I suspect the example may pre-date the addition of the Facilities and Equipment dataset, but even with the research I've done into SPARQL, I can't see a clear way to define which datasets to include.
Can anyone recommend a starting point to limit it to just show 'Buildings', or, more specifically, results from the 'Buildings and Places' dataset.
Thanks
First things first, you really need to use SELECT DISTINCT, as otherwise you'll get repeated results.
To answer your question, you can use GRAPH { ... } to filter certain parts of a SPARQL query to only match data from a specific dataset. This only works if the SPARQL endpoint is divided up into GRAPHs (this one is). The solution you asked for isn't the best choice, as it assumes that things within sites in the 'places' dataset will always be resticted to buildings... That's risky -- as it might end up containing trees and signposts at some time in the future.
Step one is to just find out what graphs are in play:
SELECT DISTINCT ?g1 ?building_number ?name ?occupants WHERE {
?site a org:Site ;
rdfs:label "Highfield Campus" .
GRAPH ?g1 { ?building spacerel:within ?site ;
skos:notation ?building_number ;
rdfs:label ?name .
}
OPTIONAL {
?building soton:buildingOccupants ?occ .
?occ rdfs:label ?occupants .
} .
} ORDER BY ?name
Try it here: http://is.gd/WdRAGX
From this you can see that http://id.southampton.ac.uk/dataset/places/latest and http://id.southampton.ac.uk/dataset/places/facilities are the two relevant ones.
To only look for things 'within' a site according to the "places" graph, use:
SELECT DISTINCT ?building_number ?name ?occupants WHERE {
?site a org:Site ;
rdfs:label "Highfield Campus" .
GRAPH <http://id.southampton.ac.uk/dataset/places/latest> {
?building spacerel:within ?site ;
skos:notation ?building_number ;
rdfs:label ?name .
}
OPTIONAL {
?building soton:buildingOccupants ?occ .
?occ rdfs:label ?occupants .
} .
} ORDER BY ?name
Alternate solutions:
Using rdf:type
Above I've answered your question, but it's not the answer to your problem.
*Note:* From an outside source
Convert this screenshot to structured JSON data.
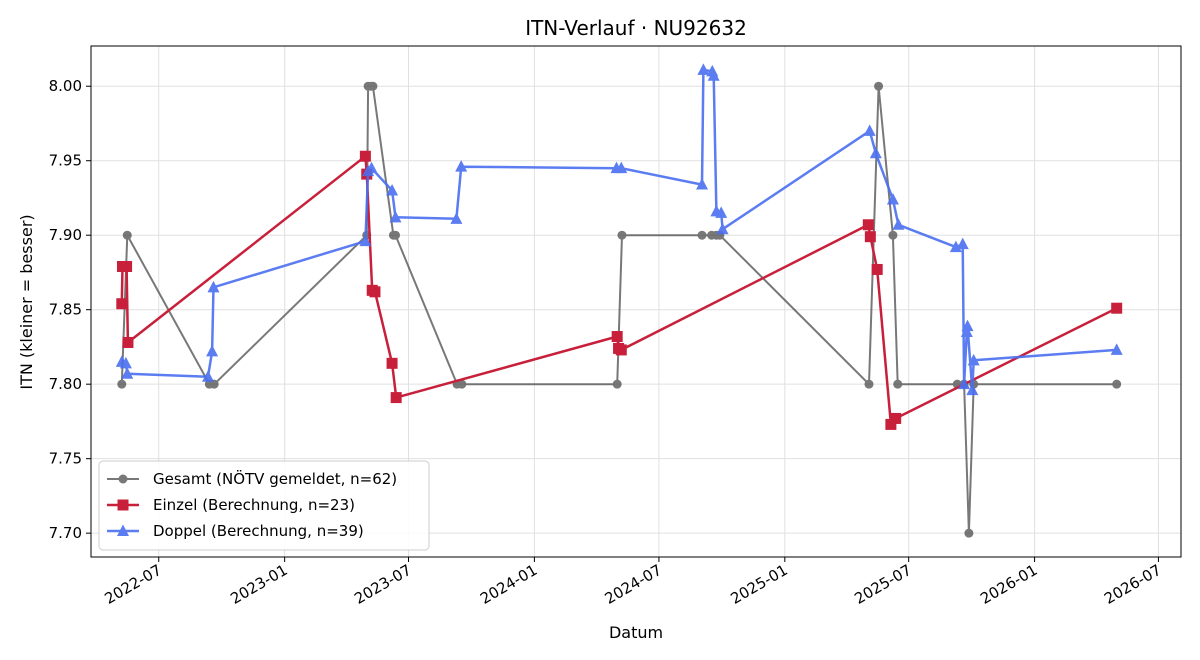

This solution is more semantic as it actually says 'only give me buildings within the campus' which is what you really mean.
Instead of filtering by graph, which is not very 'semantic' you could also restrict ?building to be of class 'building' which research facilities are not. They are still sometimes listed as 'within' a site. Usually when the uni has only published what campus they are on but not which building.
?building a rooms:Building
Using FILTER
In extreme cases you may not have data in different GRAPHS and there may not be an elegant relationship to use to filter your results. In this case you can use a FILTER and turn the building URI into a string and use a regular expression to match acceptable ones:
FILTER regex(str(?building), "^http://id.southampton.ac.uk/building/")
This is bar far the worst option and don't use it if you have to.
Belt and Braces
You can use any of these restictions together and a combination of restricting the GRAPH plus ensuring that all ?buildings really are buildings would be my recommended solution.